Formas clínicas son cuatro:
1. Empiema articular: Dentro de sinovial,
cápsula no filtrada, pus.
2. Flemón capsular: Aspecto articular flemoso con partes periarticulares, escaso
líquido, lesiona los cartílagos.
3. Osteoartritis primitiva o secundaria a osteomielitis: Toma hueso y articulación.
4. Artritis con abscesos periarticulares: Abscesos en los diver-tículos de la sinovial.
5.4. Exámenes esenciales
1. Punción articular y establecer el
germen
2. Hemocultivo
3. Rayos X: Es de poca ayuda en casos recientes, puede verse aumento del espacio articular
cuando hay mucho derrame; en casos avanzados hay pinzamiento articular.
4. Análisis de complemento.
5.5. Tratamiento
1. Antibióticos: Por vía
parenteral y oral, drogas de amplio espectro una vez hecho el diagnóstico, y luego se
utilizará el de elección según el antibiograma, durante tres o cuatro semanas; por vía
intraarticular, tras punción evacuadora, administrar antibióticos, cada dos días.

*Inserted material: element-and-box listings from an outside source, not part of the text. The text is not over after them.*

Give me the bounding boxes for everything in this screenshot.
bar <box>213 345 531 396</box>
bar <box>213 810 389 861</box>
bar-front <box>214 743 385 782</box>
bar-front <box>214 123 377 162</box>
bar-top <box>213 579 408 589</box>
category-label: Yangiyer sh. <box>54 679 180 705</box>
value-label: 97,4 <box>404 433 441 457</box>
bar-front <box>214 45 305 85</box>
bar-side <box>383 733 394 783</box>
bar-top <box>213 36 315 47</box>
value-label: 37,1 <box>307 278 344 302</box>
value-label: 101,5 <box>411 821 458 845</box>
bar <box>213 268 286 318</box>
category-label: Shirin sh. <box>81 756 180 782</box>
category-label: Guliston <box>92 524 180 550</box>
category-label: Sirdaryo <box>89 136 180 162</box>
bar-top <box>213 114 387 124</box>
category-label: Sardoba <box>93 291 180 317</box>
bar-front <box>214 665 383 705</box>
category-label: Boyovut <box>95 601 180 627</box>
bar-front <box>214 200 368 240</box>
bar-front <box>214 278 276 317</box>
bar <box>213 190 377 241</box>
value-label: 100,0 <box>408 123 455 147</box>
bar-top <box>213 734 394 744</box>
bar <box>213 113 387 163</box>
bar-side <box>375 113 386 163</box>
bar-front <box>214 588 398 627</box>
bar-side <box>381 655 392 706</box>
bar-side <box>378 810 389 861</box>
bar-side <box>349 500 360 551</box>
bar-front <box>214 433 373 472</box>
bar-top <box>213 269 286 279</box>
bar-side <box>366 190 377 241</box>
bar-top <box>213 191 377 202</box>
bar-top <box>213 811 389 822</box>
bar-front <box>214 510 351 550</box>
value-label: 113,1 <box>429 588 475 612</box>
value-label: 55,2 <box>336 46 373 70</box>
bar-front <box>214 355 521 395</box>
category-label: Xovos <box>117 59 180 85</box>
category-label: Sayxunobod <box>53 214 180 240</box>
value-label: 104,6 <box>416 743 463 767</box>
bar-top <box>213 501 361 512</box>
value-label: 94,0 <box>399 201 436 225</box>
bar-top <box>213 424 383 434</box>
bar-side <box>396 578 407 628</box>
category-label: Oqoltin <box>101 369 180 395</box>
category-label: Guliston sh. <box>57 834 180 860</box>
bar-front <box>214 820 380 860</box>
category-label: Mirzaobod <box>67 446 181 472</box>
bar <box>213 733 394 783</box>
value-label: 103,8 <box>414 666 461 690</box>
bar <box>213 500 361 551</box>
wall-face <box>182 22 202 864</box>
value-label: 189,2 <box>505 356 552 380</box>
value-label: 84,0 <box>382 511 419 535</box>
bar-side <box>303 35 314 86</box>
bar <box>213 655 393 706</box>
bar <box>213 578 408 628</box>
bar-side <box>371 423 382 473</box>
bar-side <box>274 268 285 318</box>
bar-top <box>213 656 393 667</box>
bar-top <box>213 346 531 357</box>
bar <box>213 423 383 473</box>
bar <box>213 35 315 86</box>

2. Inmovilización: Es el mejor calmante del dolor, tracción continua o yeso, el
primero en casos menos graves y el segundo en los graves.
3. Punción o artrotomía: Al principio, punción cada dos días más
antibióticos, si no se controla, artrotomía e irrigación con suero fisiológico más
antibiótico.
4. Resección articular: En casos graves de mal drenaje hay que resecar algún
extremo articular (Lámina 40:5,6).
5. Amputación: Cuando la infección amenaza gravemente el estado general.
6. Movilización: No apurarse a reemprenderla, reiniciarla progresivamente cuando
ha cesado la fiebre y remiten los signos locales; al principio movilización activa sin
apoyo; el apoyo es más tardío.
7. Medicación complementaria.
6. ARTRITIS BLENORRÁGICA
Mucho menos frecuente actualmente por los
antibióticos; de inicio poliarticular y suele atacar luego una articulación; el líquido
es francamente purulento y es difícil aislar el gonococo; el diagnóstico se hace por el
antecedente, tres semanas después de uretritis; en la mitad de los casos afecta rodilla,
luego muñeca, codo, etc. Dada la gran sensibilidad de la bacteria a la penicilina, cede
el proceso a los antibióticos y sin secuelas; se le sigue viendo en los recién nacidos
entre los 5 días y las 5 semanas del nacimiento.
7. ARTRITIS POSTOPERATORIA
Complicación que se evidencia por dolor
que no cede, edema distal del miembro, cuadro general.
8. ARTRITIS POSTINYECCIONES DE
CORTICOIDES
De inicio insidioso y progresa
solapadamente; requiere medidas de drenaje amplio e inmovilización rigurosa; destruye el
cartílago, que obliga a la artrodesis.
9. USO DE GAMMAGRAFÍA
Es muy importante, y colabora en el diagnóstico sobre
todo en los casos agudos, en los cuales el examen radiográfico es negativo; la
hipercaptación en el foco de lesión es indicativo de incremento de actividad, la cual se
encuentra en procesos inflamatorios.